I wasn’t going into this empty-handed. I reached into the burnt husk of a speedboat and pulled out a cardboard ring box full of her son’s baby teeth.

“Hi Melinda, I’ve set aside some sentimental items,” I said. She looked at me like I’d betrayed her, the police officer looked bored, Bruce was pissed, and her son seemed to be in the middle of deciding whether his parents were cool or lame for calling the cops.

“Here,” I said handing her the little box. She opened the lid and everyone except Bruce peered in. When Melinda looked up her eyes were glossed with tears, and she seemed thankful. Still, the asshole and I were ordered to leave. We were only about ten plastic storage containers away from being done, our signatures needed on the completed inventory list. It was ridiculous to leave now. So completely ridiculous that maybe it was party shower time.

Young people were bumping and grinding and chugging on the Heat Hotel deck. A group of them gathered around girls wiggling in string bikinis and chanted “Booty! Booty! Booty!” There was no skirting Spring Break right now, not if I wanted to get to Inferno 6. The lobby/bar was connected to the deck, and it, too, was clogged with people supposedly having the time of their lives. I put my head down and began to plow straight through. I bumped into a wet T-shirt contest, got slapped in the face with some Mardi Gras beads, but I wasn’t stopped until a sweaty shoulder slammed into mine.

“Whoa, sorry,” the shirtless guy said. Then he pointed at me with his red Dixi cup, “Hey, where you goin’?” I was wearing a corporate work shirt and was pretty sure I had ash smudges on my face. I always get dirty on jobs, more dirty than anyone else. Getting dirtier than the average person has been a theme of my life. Give everyone a wine glass, mine will end up with the most finger and lip prints. Laura would find this out soon. I hoped.

“I’m going to go to bed,” I said. “Already been in trouble with the cops.”

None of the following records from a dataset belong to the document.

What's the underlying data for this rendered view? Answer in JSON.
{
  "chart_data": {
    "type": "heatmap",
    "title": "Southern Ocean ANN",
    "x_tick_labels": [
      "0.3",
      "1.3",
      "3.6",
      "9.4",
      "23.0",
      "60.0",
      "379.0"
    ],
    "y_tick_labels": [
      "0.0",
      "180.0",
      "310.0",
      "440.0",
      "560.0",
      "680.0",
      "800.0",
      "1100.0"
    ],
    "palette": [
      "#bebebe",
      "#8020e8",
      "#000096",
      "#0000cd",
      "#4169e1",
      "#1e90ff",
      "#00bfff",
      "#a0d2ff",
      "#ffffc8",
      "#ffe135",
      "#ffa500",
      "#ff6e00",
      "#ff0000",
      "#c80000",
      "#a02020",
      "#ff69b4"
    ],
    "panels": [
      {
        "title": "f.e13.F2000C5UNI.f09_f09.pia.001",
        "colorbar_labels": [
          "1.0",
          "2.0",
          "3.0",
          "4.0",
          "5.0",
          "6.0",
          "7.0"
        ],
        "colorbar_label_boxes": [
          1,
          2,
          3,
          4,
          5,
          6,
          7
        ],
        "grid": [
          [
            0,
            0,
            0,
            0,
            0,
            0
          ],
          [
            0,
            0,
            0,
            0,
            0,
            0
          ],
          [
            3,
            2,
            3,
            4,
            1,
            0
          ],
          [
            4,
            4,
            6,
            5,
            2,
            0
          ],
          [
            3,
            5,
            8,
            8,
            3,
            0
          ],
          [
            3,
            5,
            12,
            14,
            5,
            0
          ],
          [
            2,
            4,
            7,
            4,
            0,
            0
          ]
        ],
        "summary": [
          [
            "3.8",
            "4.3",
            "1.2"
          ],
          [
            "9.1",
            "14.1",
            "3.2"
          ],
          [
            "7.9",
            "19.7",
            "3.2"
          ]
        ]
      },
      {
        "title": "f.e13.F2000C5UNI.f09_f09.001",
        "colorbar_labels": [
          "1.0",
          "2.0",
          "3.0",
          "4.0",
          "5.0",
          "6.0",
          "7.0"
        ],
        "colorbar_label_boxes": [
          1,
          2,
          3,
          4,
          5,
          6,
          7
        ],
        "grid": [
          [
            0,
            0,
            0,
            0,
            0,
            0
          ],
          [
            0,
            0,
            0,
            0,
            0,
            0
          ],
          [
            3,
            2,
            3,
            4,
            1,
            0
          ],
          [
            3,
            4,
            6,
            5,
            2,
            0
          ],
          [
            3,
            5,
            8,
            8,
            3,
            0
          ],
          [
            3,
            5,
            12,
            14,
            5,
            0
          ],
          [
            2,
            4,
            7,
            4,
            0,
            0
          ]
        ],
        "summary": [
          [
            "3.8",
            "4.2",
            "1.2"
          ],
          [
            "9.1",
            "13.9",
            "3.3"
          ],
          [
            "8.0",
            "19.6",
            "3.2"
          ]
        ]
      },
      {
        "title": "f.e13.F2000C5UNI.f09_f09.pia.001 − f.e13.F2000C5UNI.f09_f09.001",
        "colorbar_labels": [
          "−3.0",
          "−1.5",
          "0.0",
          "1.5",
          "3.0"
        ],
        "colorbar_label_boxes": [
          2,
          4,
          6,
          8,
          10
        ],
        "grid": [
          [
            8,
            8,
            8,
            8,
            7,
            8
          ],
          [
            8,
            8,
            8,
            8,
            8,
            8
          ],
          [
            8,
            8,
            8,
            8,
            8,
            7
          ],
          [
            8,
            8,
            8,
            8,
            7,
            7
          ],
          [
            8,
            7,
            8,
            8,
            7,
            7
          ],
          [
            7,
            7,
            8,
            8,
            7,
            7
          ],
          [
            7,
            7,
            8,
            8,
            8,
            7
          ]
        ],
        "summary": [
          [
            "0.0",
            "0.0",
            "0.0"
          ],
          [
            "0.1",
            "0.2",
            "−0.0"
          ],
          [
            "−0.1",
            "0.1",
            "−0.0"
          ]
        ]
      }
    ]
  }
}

The shirtless guy scrunched his face, studying me for a moment. “Nuh-uh…” he said.

“Yuh-uh. Breaking and entering,” I said turning around and walking away so I might always remain a mystery to him. And when I got to the bottom of some steps, I realized I’d just passed through the great mystery that I missed out on in high school. And when I got to the door of Inferno 6, I realized that, at this point in my life, all the mystery was maybe behind this one door. I wondered what color the lights would be inside and if the woman in there was reading a book on the couch or if she was trying to think of ways to let me down gently or to throw me down hard. Was she smarter than me? Smarter in different ways? Someone a little ways off shouted, “Go baby go baby go!” and I knocked.